In an interview with the U.S. magazine The Nation, president of Iraq’s Kurdistan Regional Government (KRG) Masoud Barzani had an interesting answer when asked if a planned referendum on the region’s independence from Baghdad would take place in 2016. His answer? “Inshallah,” Arabic for “God willing.”
“Inshallah” has a variety of interpretations depending on the context. It’s not uncommon for Arab taxi drivers to respond with the phrase when asked where a place is, or if they have change for larger bills. Sometimes it’s closer to yes, sometimes closer to no; sometimes it means hopefully.
So what did Barzani mean when he said “inshallah?” The Nation’s article on the Barzani interview published yesterday on May 18th. In the interview, he declared that the borders drawn by the Sykes-Picot agreement-which defined much of the modern Middle East including Iraq-were “the mistake of the century.” The article further notes he has called for independence since Daesh (ISIS) swept through Iraq in 2014.

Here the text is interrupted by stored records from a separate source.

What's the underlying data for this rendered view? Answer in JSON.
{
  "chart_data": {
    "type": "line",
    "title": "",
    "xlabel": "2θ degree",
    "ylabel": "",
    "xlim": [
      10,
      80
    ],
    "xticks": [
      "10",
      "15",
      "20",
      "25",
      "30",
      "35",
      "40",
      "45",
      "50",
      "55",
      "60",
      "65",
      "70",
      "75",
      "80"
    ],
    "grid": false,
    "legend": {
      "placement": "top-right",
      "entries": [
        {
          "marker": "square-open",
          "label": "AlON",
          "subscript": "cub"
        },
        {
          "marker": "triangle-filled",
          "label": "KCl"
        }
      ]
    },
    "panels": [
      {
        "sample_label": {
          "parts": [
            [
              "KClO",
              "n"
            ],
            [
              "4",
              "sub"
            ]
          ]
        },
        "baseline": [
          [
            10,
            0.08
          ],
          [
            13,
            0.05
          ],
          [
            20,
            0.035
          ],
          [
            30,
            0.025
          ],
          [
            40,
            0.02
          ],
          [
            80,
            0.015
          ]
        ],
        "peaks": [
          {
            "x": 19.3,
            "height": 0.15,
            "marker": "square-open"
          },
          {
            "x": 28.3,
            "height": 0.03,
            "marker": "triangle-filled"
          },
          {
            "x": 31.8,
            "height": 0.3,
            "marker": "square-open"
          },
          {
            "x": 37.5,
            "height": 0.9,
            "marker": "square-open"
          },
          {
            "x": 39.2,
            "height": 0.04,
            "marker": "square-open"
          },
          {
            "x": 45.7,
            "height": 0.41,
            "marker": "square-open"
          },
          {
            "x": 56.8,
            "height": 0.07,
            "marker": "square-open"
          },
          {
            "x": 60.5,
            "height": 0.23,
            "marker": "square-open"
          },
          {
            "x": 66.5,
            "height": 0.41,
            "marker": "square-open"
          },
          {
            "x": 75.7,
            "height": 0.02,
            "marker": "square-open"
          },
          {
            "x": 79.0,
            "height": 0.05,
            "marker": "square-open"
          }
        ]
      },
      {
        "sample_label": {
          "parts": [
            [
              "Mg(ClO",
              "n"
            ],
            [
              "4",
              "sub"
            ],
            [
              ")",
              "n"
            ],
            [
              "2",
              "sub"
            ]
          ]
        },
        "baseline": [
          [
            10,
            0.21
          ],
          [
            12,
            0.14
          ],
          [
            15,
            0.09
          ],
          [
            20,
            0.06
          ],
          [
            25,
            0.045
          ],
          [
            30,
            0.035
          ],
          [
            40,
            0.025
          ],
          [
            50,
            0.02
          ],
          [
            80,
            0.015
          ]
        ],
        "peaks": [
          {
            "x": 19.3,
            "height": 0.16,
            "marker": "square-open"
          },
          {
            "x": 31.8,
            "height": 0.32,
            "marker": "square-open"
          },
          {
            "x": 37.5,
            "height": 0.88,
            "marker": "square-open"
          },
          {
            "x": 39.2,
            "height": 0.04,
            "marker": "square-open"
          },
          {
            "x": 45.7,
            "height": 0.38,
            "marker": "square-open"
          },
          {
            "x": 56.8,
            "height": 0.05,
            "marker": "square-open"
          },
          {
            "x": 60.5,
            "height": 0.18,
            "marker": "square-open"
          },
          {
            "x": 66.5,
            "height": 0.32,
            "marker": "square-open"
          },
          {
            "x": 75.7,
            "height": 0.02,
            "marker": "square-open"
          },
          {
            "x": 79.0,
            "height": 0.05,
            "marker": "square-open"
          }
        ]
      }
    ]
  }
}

This is not the first time a prominent political leader has answered “inshallah” when asked an important question. When asked if a deal on Iran’s nuclear program was possible during negotiations between the U.S. and Iran, U.S. secretary of state John Kerry reportedly said “inshallah” in 2015.
The Iran deal was eventually struck on July 14th, 2015. So did Kerry mean yes when he uttered the common Arabic phrase? Will Kurdish independence go through too? Only time will tell, inshallah.